Take the widely spread “fact” that there are now more African-American males in prison or jail than in colleges and universities. This is the kind of statistic that is meant as a kind of vague, all-purpose zinger. Whatever conclusions one might draw from the comparison, however, the facts on which it is based turn out to be exaggerated. According to government figures, in 1993 some 379,000 black males 18-24 were enrolled in post-secondary schools, while 179,000 of the same age group were in jails and prisons. That comparison is serious enough, but to get the more shocking figures of the myth you must compare the population of college age black males in college with the population of black males of all ages in jails and prisons. In other words, to validate the myth, you have to compare apples with oranges, an old trick.
Then there is the myth that corporate downsizing and the development of free trade treaties is resulting in a net loss of American jobs overseas. This is perfect made-for-TV theater, conducive to scenes of stunned workers and managers who have lost their jobs. Some have, of course. Some always have, for capitalism destroys even as it creates. At least temporarily, life is hard for people caught in change. But the alternative is government management of the economy, and experience world-wide shows that that approach creates few new jobs outside government and ultimately leads to stagnation and much worse job prospects.
As George Gilder reports, the relatively free U.S. has outperformed all the other economies in job development. “We’ve created some 35 million net new jobs in the last 30 years–while the Europeans, for example, have created almost no net new jobs outside of government consumption.” While the Japanese have done better, they have fallen behind the U.S. To make the myth of job evaporation seem real, therefore, you must adopt a partial blindness: you focus on the disappearing old jobs and you just ignore the more numerous new ones.
What difference do such myths make? Plenty. As Nicholas Eberhardt of the American Enterprise Institute points out in his new book, “The Tyranny of Numbers,” we are a country that makes public policy with a reverence for statistics that other lands reserve for tradition or religious texts. When journalists and politicians fall for the tricks of myth making, the damage can be long-lasting.
Forty years ago Alfred Kinsey produced his famous and influential scientific study on “Sexual Behavior in the Human Male” and another on the human female. These purported to show widespread promiscuity and a preoccupation with sex that begins almost in infancy. The whole concept of “normal” was challenged, and the resulting intellectual furor helped to rationalize and justify the later excesses of the sexual revolution.
Only in recent years have Dr. Judith Reisman and other investigators actually checked out Kinsey’s data and methods and uncovered scandalously shoddy work–and worse. Some of the small children, for example, apparently were “tested” pro-actively to get the desired sexual arousal, which Kinsey’s workers then duly recorded. The unmentioned source of reports on the sexuality of 800 pre-pubescent boys was one single adult man, a pedophile.
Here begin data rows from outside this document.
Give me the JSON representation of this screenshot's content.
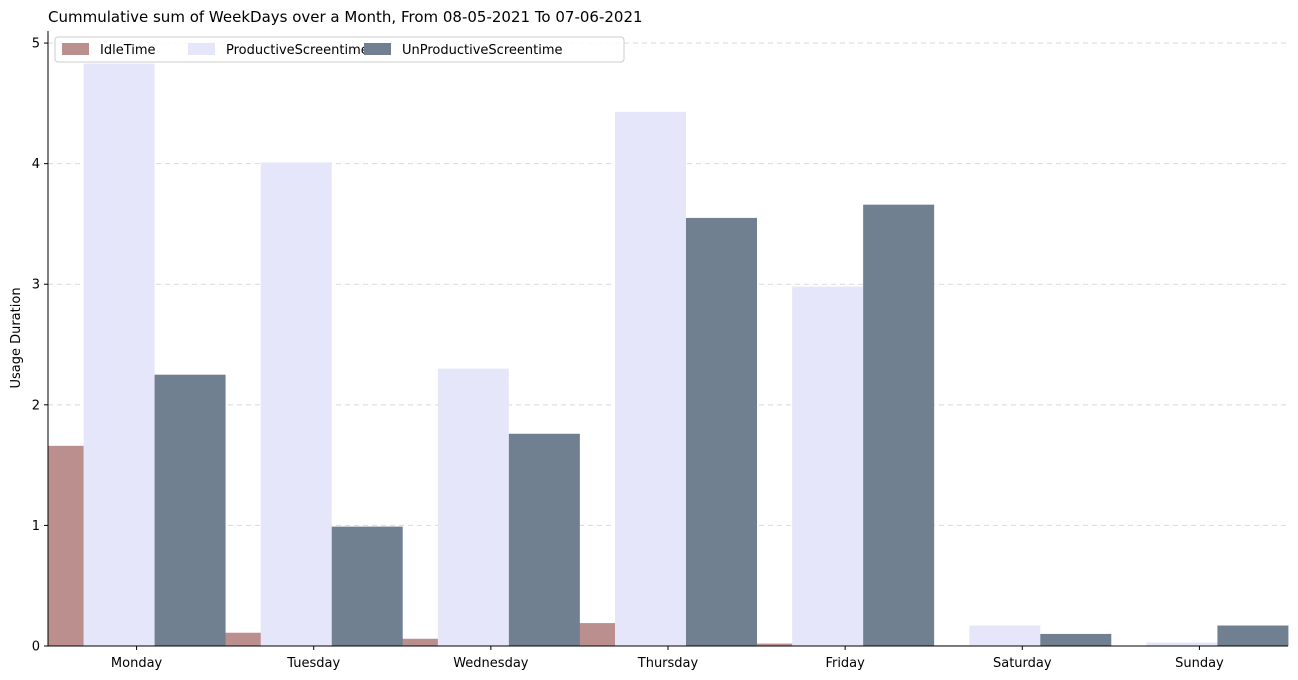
{
  "chart_data": {
    "type": "bar",
    "title": "Cummulative sum of WeekDays over a Month, From 08-05-2021 To 07-06-2021",
    "xlabel": "",
    "ylabel": "Usage Duration",
    "categories": [
      "Monday",
      "Tuesday",
      "Wednesday",
      "Thursday",
      "Friday",
      "Saturday",
      "Sunday"
    ],
    "series": [
      {
        "name": "IdleTime",
        "color": "#bc8f8f",
        "values": [
          1.66,
          0.11,
          0.06,
          0.19,
          0.02,
          0.005,
          0.0
        ]
      },
      {
        "name": "ProductiveScreentime",
        "color": "#e6e6fa",
        "values": [
          4.83,
          4.01,
          2.3,
          4.43,
          2.98,
          0.17,
          0.03
        ]
      },
      {
        "name": "UnProductiveScreentime",
        "color": "#708090",
        "values": [
          2.25,
          0.99,
          1.76,
          3.55,
          3.66,
          0.1,
          0.17
        ]
      }
    ],
    "ylim": [
      0,
      5.1
    ],
    "yticks": [
      "0",
      "1",
      "2",
      "3",
      "4",
      "5"
    ],
    "grid": "y-dashed",
    "legend_position": "top-left"
  }
}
The adult test population included numbers of prison inmates, which hardly provided an objective sample for sexual or any other social norms.
But at the time Americans were so enthralled with science and statistics that, as Reisman wrote, “No one had the mind-space to recognize what they were looking at.” A little sensible skepticism might have prevented a lot of wrong conclusions–and myth-making–about American society.